The yen jumped to a 4-1/2-month high against a host of major currencies on Wednesday as tumbling equities and persistent worries about credit markets prompted investors to slash exposure to riskier carry trade positions.
The dollar, sterling, euro and Australian and New Zealand dollars all fell to their weakest points since late March/early April against the yen as investors continued to cut long positions in currencies with attractive yields as financial market turmoil continued to bubble.
Canada's main rating agency DBRS warned on Tuesday of possible defaults in the C$116 billion ($109 billion) market for asset-backed commercial paper, as one issuer said it couldn't repay paper that is due and a mortgage lender said its profits could be hurt.
The yen's rally resulted in a surge in implied volatility on yen currency options, a sign the position unwind has caught investors wrong-footed and is forcing them to pay more for protection against further sharp price moves.
The dollar, meanwhile, continued to benefit from the broad financial market distress, with the 'flight to liquidity' lifting the greenback's value against a basket of major currencies to its highest in six weeks.

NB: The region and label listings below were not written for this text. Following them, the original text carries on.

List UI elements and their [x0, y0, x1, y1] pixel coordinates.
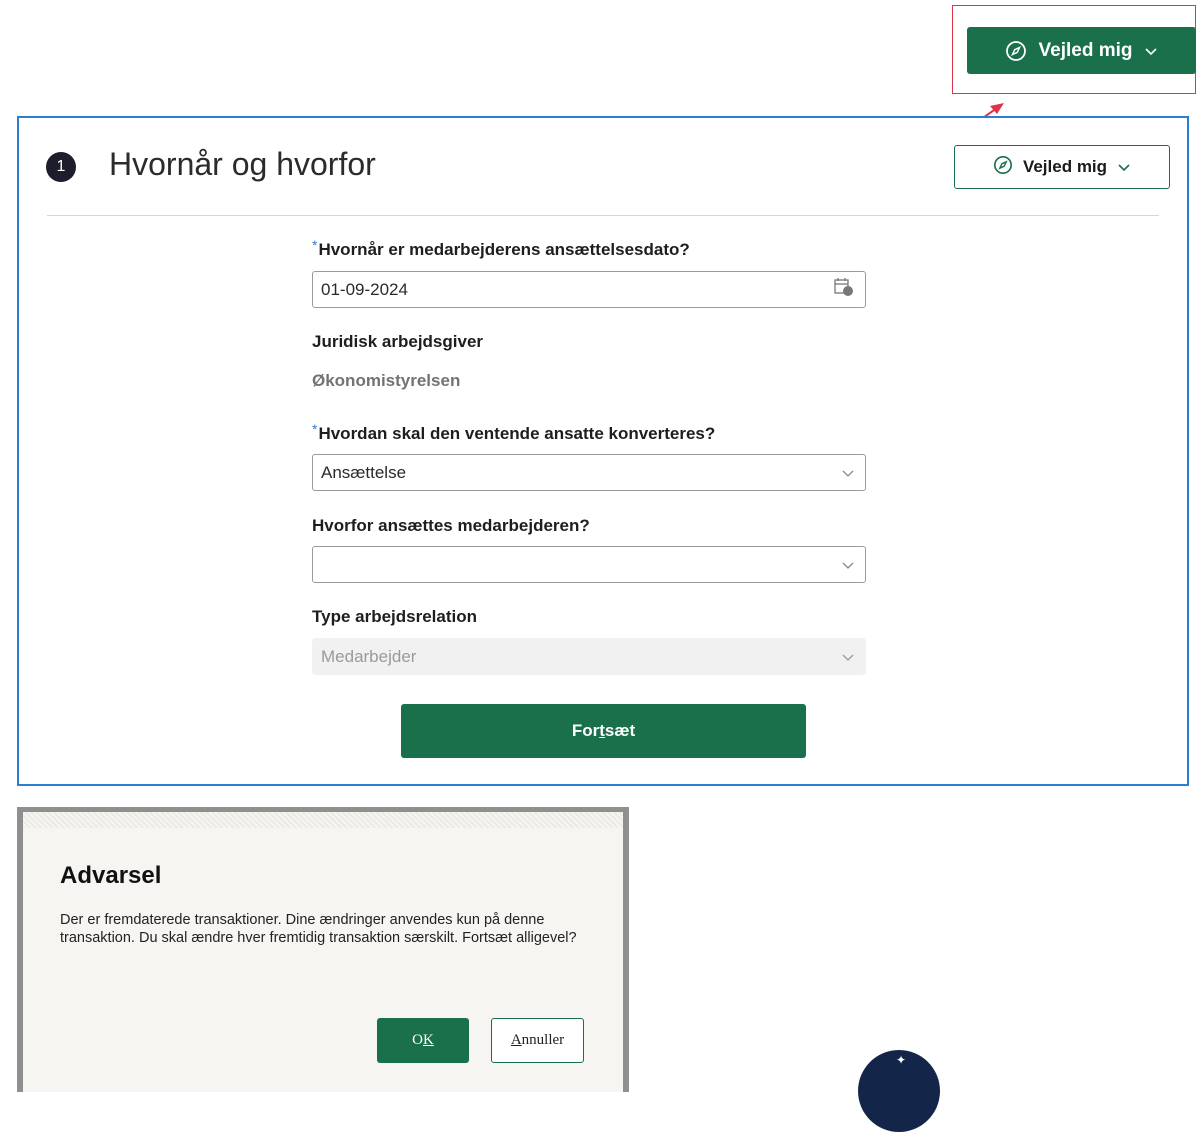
hire-reason-select[interactable] [312, 546, 866, 583]
work-relation-type-select: Medarbejder [312, 638, 866, 675]
work-relation-type-value: Medarbejder [321, 646, 417, 666]
legal-employer-value: Økonomistyrelsen [312, 371, 461, 390]
section-divider [47, 215, 1159, 216]
compass-icon [993, 155, 1013, 180]
guide-me-button[interactable]: Vejled mig [954, 145, 1170, 189]
chevron-down-icon [841, 650, 855, 664]
warning-dialog: Advarsel Der er fremdaterede transaktion… [17, 807, 629, 1092]
dialog-message: Der er fremdaterede transaktioner. Dine … [60, 912, 577, 946]
mnemonic-letter: A [510, 1032, 522, 1048]
hire-reason-label: Hvorfor ansættes medarbejderen? [312, 516, 590, 535]
cancel-button[interactable]: Annuller [491, 1018, 584, 1063]
chevron-down-icon [1117, 160, 1131, 174]
mnemonic-letter: K [423, 1032, 434, 1048]
required-marker: * [312, 237, 318, 253]
chevron-down-icon [841, 466, 855, 480]
hire-date-input[interactable]: 01-09-2024 [312, 271, 866, 308]
hire-date-label: *Hvornår er medarbejderens ansættelsesda… [312, 237, 690, 259]
conversion-value: Ansættelse [321, 462, 407, 482]
required-marker: * [312, 421, 318, 437]
conversion-label: *Hvordan skal den ventende ansatte konve… [312, 421, 716, 443]
section-title: Hvornår og hvorfor [109, 146, 376, 182]
continue-button[interactable]: For t sæt [401, 704, 806, 758]
chevron-down-icon [841, 558, 855, 572]
dialog-title: Advarsel [60, 862, 162, 889]
step-number-badge: 1 [46, 152, 76, 182]
conversion-select[interactable]: Ansættelse [312, 454, 866, 491]
guide-me-label: Vejled mig [1022, 157, 1108, 176]
hire-date-value: 01-09-2024 [321, 279, 408, 299]
calendar-icon[interactable] [833, 276, 855, 303]
work-relation-type-label: Type arbejdsrelation [312, 607, 478, 626]
legal-employer-label: Juridisk arbejdsgiver [312, 332, 484, 351]
dialog-title-bar[interactable] [23, 812, 623, 828]
plus-icon: ✦ [896, 1053, 907, 1067]
ok-button[interactable]: OK [377, 1018, 469, 1063]
when-and-why-panel [17, 116, 1189, 786]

"The de-leveraging story is starting to spread to more markets," said Laura Ambroseno, currency strategist at Morgan Stanley in London.
"We're at important levels; we've had big moves over the last few weeks," she said, referring to psychological levels such as sterling breaking below $2.00, the euro dipping below $1.35 and 115.00 dollar/yen gradually slowly but surely into view.
At 1205 GMT the dollar was down 0.7 percent on the day against the yen at 116.70 yen, near its session low of 116.62 yen, according to Reuters data, while the euro was down 1.2 percent at 157.22 yen.
The New Zealand dollar was down 2.2 percent at 83.48 yen and the Aussie tumbled 2.1 percent to 96.00 yen. The euro was down 0.5 percent on the day at $1.3470, around its lowest since late June.
The euro slipped to a six-week low against the dollar, as investors fretted about European exposure to the problematic US subprime mortgage sector - raising speculation that the European Central Bank may not lift interest rates next month.